Launched earlier this year, Your Paintings is an ambitious project aiming to provide a complete online catalogue of every publicly owned painting in the UK.

However, it seems that the notion of selling off these artworks to top up recession-hit coffers is gaining ground. Just last month Bolton Council auctioned off 35 works by artists including Millais and Picasso in order to raise money for a new museum storage facility.

Shocking yes, surprising no; for in this age of cuts (Bolton Council's budget is being slashed by £60m) it was only a matter of time before the family silver began to be raided.

Bolton Council is not the first to de-accession artworks in a bid to raise funds.

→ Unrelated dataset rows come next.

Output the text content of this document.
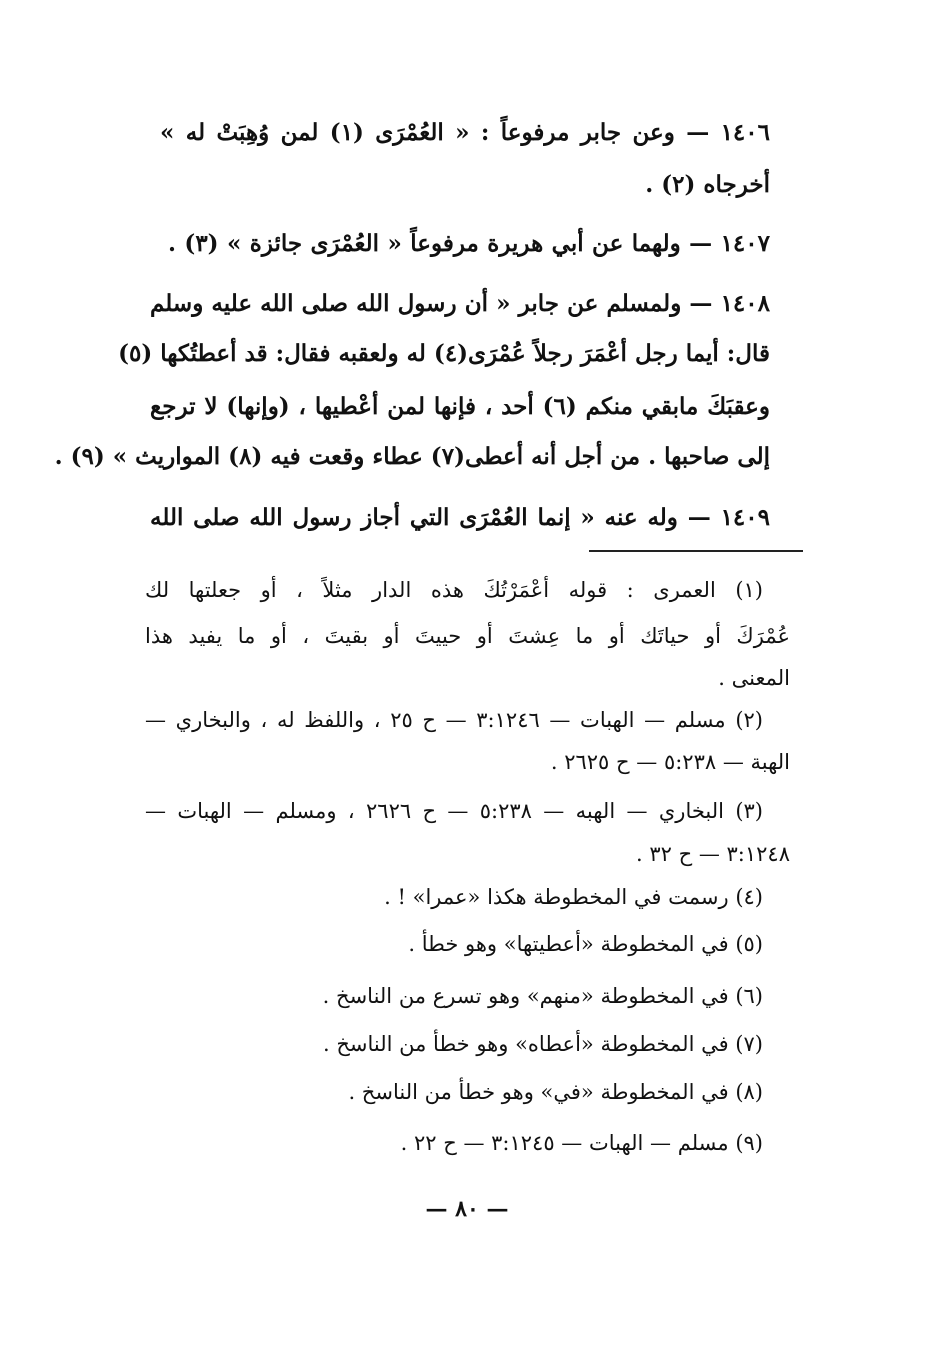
١٤٠٦ — وعن جابر مرفوعاً : « العُمْرَى (١) لمن وُهِبَتْ له »
أخرجاه (٢) .
١٤٠٧ — ولهما عن أبي هريرة مرفوعاً « العُمْرَى جائزة » (٣) .
١٤٠٨ — ولمسلم عن جابر « أن رسول الله صلى الله عليه وسلم
قال: أيما رجل أعْمَرَ رجلاً عُمْرَى(٤) له ولعقبه فقال: قد أعطتُكها (٥)
وعقبَكَ مابقي منكم (٦) أحد ، فإنها لمن أعْطيها ، (وإنها) لا ترجع
إلى صاحبها . من أجل أنه أعطى(٧) عطاء وقعت فيه (٨) المواريث » (٩) .
١٤٠٩ — وله عنه « إنما العُمْرَى التي أجاز رسول الله صلى الله
(١) العمرى : قوله أعْمَرْتُكَ هذه الدار مثلاً ، أو جعلتها لك
عُمْرَكَ أو حياتَك أو ما عِشتَ أو حييتَ أو بقيتَ ، أو ما يفيد هذا
المعنى .
(٢) مسلم — الهبات — ٣:١٢٤٦ — ح ٢٥ ، واللفظ له ، والبخاري —
الهبة — ٥:٢٣٨ — ح ٢٦٢٥ .
(٣) البخاري — الهبه — ٥:٢٣٨ — ح ٢٦٢٦ ، ومسلم — الهبات —
٣:١٢٤٨ — ح ٣٢ .
(٤) رسمت في المخطوطة هكذا «عمرا» ! .
(٥) في المخطوطة «أعطيتها» وهو خطأ .
(٦) في المخطوطة «منهم» وهو تسرع من الناسخ .
(٧) في المخطوطة «أعطاه» وهو خطأ من الناسخ .
(٨) في المخطوطة «في» وهو خطأ من الناسخ .
(٩) مسلم — الهبات — ٣:١٢٤٥ — ح ٢٢ .
— ٨٠ —
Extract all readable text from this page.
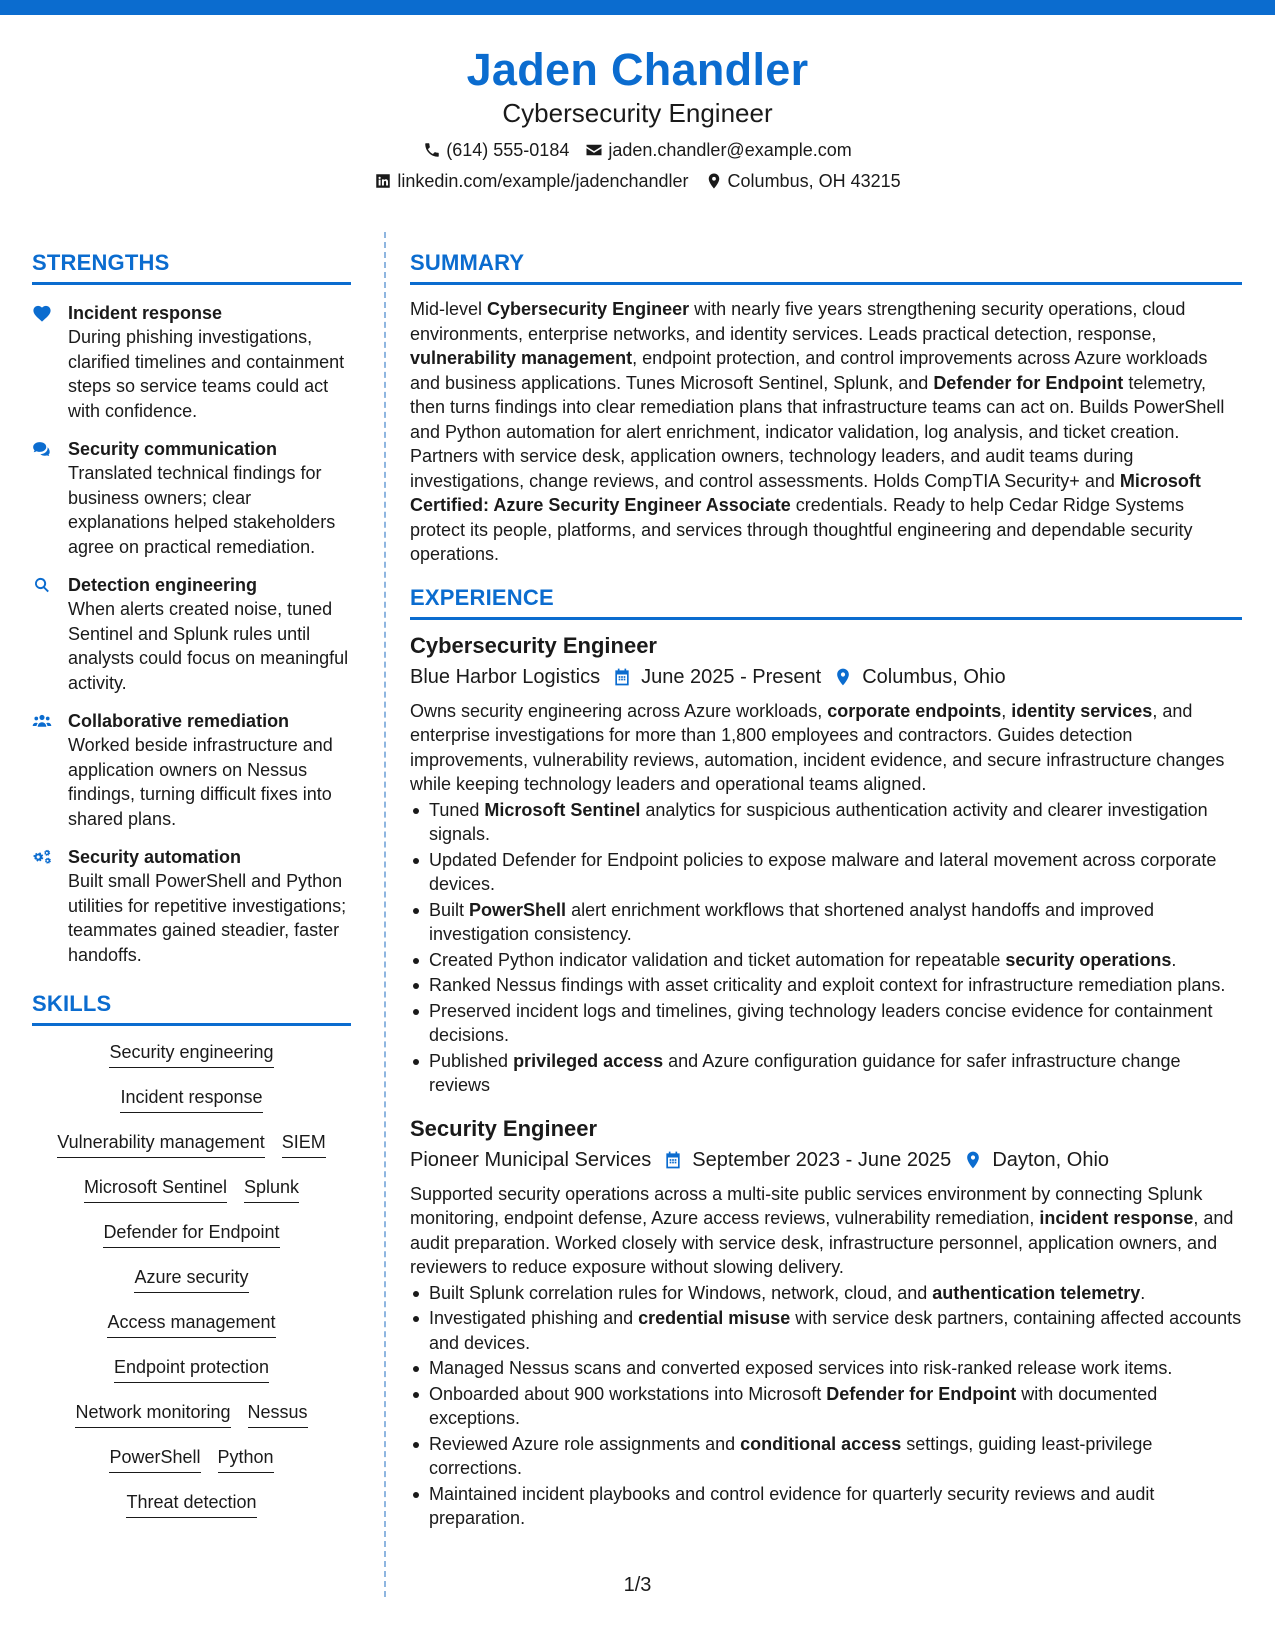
Jaden Chandler
Cybersecurity Engineer
(614) 555-0184 jaden.chandler@example.com
linkedin.com/example/jadenchandler Columbus, OH 43215
STRENGTHS
Incident response
During phishing investigations, clarified timelines and containment steps so service teams could act with confidence.
Security communication
Translated technical findings for business owners; clear explanations helped stakeholders agree on practical remediation.
Detection engineering
When alerts created noise, tuned Sentinel and Splunk rules until analysts could focus on meaningful activity.
Collaborative remediation
Worked beside infrastructure and application owners on Nessus findings, turning difficult fixes into shared plans.
Security automation
Built small PowerShell and Python utilities for repetitive investigations; teammates gained steadier, faster handoffs.
SKILLS
Security engineering
Incident response
Vulnerability management SIEM
Microsoft Sentinel Splunk
Defender for Endpoint
Azure security
Access management
Endpoint protection
Network monitoring Nessus
PowerShell Python
Threat detection
SUMMARY
Mid-level Cybersecurity Engineer with nearly five years strengthening security operations, cloud environments, enterprise networks, and identity services. Leads practical detection, response, vulnerability management, endpoint protection, and control improvements across Azure workloads and business applications. Tunes Microsoft Sentinel, Splunk, and Defender for Endpoint telemetry, then turns findings into clear remediation plans that infrastructure teams can act on. Builds PowerShell and Python automation for alert enrichment, indicator validation, log analysis, and ticket creation. Partners with service desk, application owners, technology leaders, and audit teams during investigations, change reviews, and control assessments. Holds CompTIA Security+ and Microsoft Certified: Azure Security Engineer Associate credentials. Ready to help Cedar Ridge Systems protect its people, platforms, and services through thoughtful engineering and dependable security operations.
EXPERIENCE
Cybersecurity Engineer
Blue Harbor Logistics June 2025 - Present Columbus, Ohio
Owns security engineering across Azure workloads, corporate endpoints, identity services, and enterprise investigations for more than 1,800 employees and contractors. Guides detection improvements, vulnerability reviews, automation, incident evidence, and secure infrastructure changes while keeping technology leaders and operational teams aligned.
Tuned Microsoft Sentinel analytics for suspicious authentication activity and clearer investigation signals.
Updated Defender for Endpoint policies to expose malware and lateral movement across corporate devices.
Built PowerShell alert enrichment workflows that shortened analyst handoffs and improved investigation consistency.
Created Python indicator validation and ticket automation for repeatable security operations.
Ranked Nessus findings with asset criticality and exploit context for infrastructure remediation plans.
Preserved incident logs and timelines, giving technology leaders concise evidence for containment decisions.
Published privileged access and Azure configuration guidance for safer infrastructure change reviews
Security Engineer
Pioneer Municipal Services September 2023 - June 2025 Dayton, Ohio
Supported security operations across a multi-site public services environment by connecting Splunk monitoring, endpoint defense, Azure access reviews, vulnerability remediation, incident response, and audit preparation. Worked closely with service desk, infrastructure personnel, application owners, and reviewers to reduce exposure without slowing delivery.
Built Splunk correlation rules for Windows, network, cloud, and authentication telemetry.
Investigated phishing and credential misuse with service desk partners, containing affected accounts and devices.
Managed Nessus scans and converted exposed services into risk-ranked release work items.
Onboarded about 900 workstations into Microsoft Defender for Endpoint with documented exceptions.
Reviewed Azure role assignments and conditional access settings, guiding least-privilege corrections.
Maintained incident playbooks and control evidence for quarterly security reviews and audit preparation.
1/3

Last year the Royal Cornwall Museum made £2.1m by selling off two important paintings from its collection. Back in 2009 Southampton City Art Gallery attempted to sell a Rodin to raise funds for a new maritime museum, though thankfully that sale was thwarted following a massive public outcry.

However, de-accessioning, when done sensitively can actually be beneficial. In the case of duplicated artworks or where individual artists are overly represented, carefully considered sales can ultimately help enrich a collection.

Careless decisions, however, can come back to haunt institutions. Consider Birmingham Museum and Art Gallery, who have described their sale of South Asian and Far Eastern metalwork in the 1950s as 'an act of irrevocable rashness.' 

Even when artworks are de-accessioned wisely, it is imperative that money raised should only be used to improve existing collections and never to pay for other services.

There's a worrying precedent being set in Bolton that could result in many of the nation's artworks being sold off as a short-term fix for ailing public services.

If local authorities continue with this folly, how long will it be before ‘Your Paintings’ become someone else's?


Contributed by David Trigg

David Trigg is an art writer based in Bristol.